Teuber verpasste sein historisches fünftes Gold nacheinander im Zeitfahren nur um fünf Sekunden, holte bei seinen sechsten Spielen erstmals Bronze. „Ich bin stolz drauf, dass ich so stark gefahren bin. Wenn ich auf meine Leistungsdaten schaue, denke ich, dass es das beste Rennen meines Lebens war“, sagte der Münchner: „Mehr ist einfach nicht möglich gewesen, deshalb nehme ich Bronze gerne mit nach Hause.“
Brachtendorf gewinnt überraschend Bronze
Eine Überraschungsmedaille gewann Brachtendorf in der Startklasse C5. Die 49-Jährige holte als Dritte ihr erstes Edelmetall bei Paralympics. Erst drei Wochen vor den Spielen musste sich die Cottbuserin wegen eines Verschlusses der inneren Beckenarterie operieren lassen. „In meinem Kopf war schon alles abgesagt“, sagte Brachtendorf: „Jetzt stehe ich hier und habe eine Medaille, unfassbar.“
Denise Schindler enttäuschte nach Rang drei in der Bahn-Verfolgung im Zeitfahren der Klassen C1 bis C3 als Neunte. „Es war schlecht. Ich habe vom Start weg einen schwarzen Tag erwischt“, sagte die 35-Jährige. Auch Dauerbrennerin Andrea Eskau verpasste mit dem Handbike nach einem Einbruch das Podest. Nach Zwischenbestzeit wurde die 15-malige Medaillengewinnerin mit einem Rückstand von 4:30 Minuten Fünfte.

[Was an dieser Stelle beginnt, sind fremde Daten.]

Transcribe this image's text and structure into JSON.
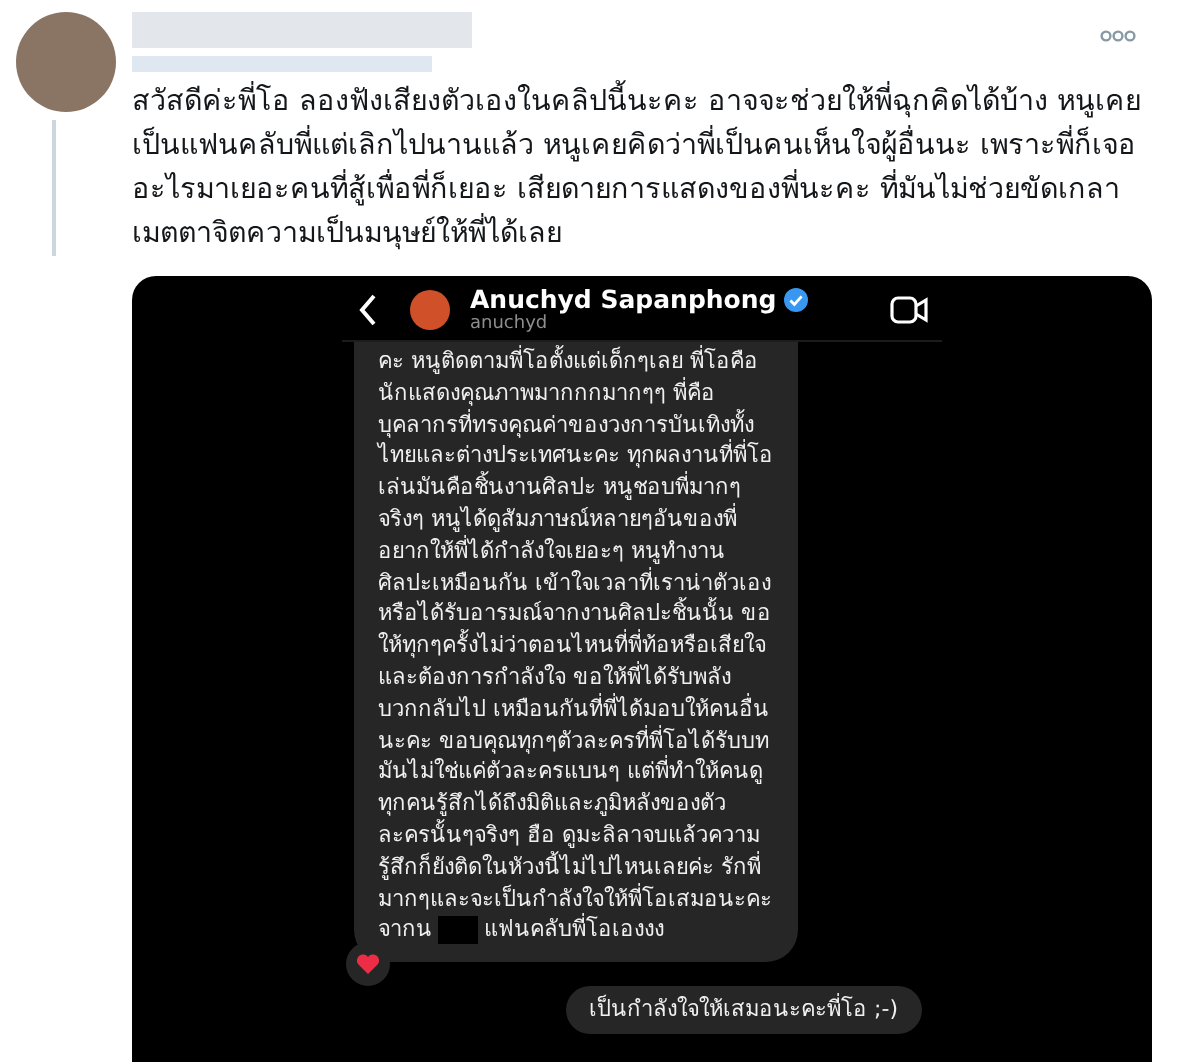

Pierre Senska verpasste als Vierter in der Teuber-Startklasse eine Medaille nur knapp, Bernd Jeffre war dagegen mit dem Handbike als Achter abgeschlagen. Im Leichtathletik-Stadion freute sich derweil Titelverteidiger Sebastian Dietz (Bay Oeynhausen) über Bronze im Kugelstoßen.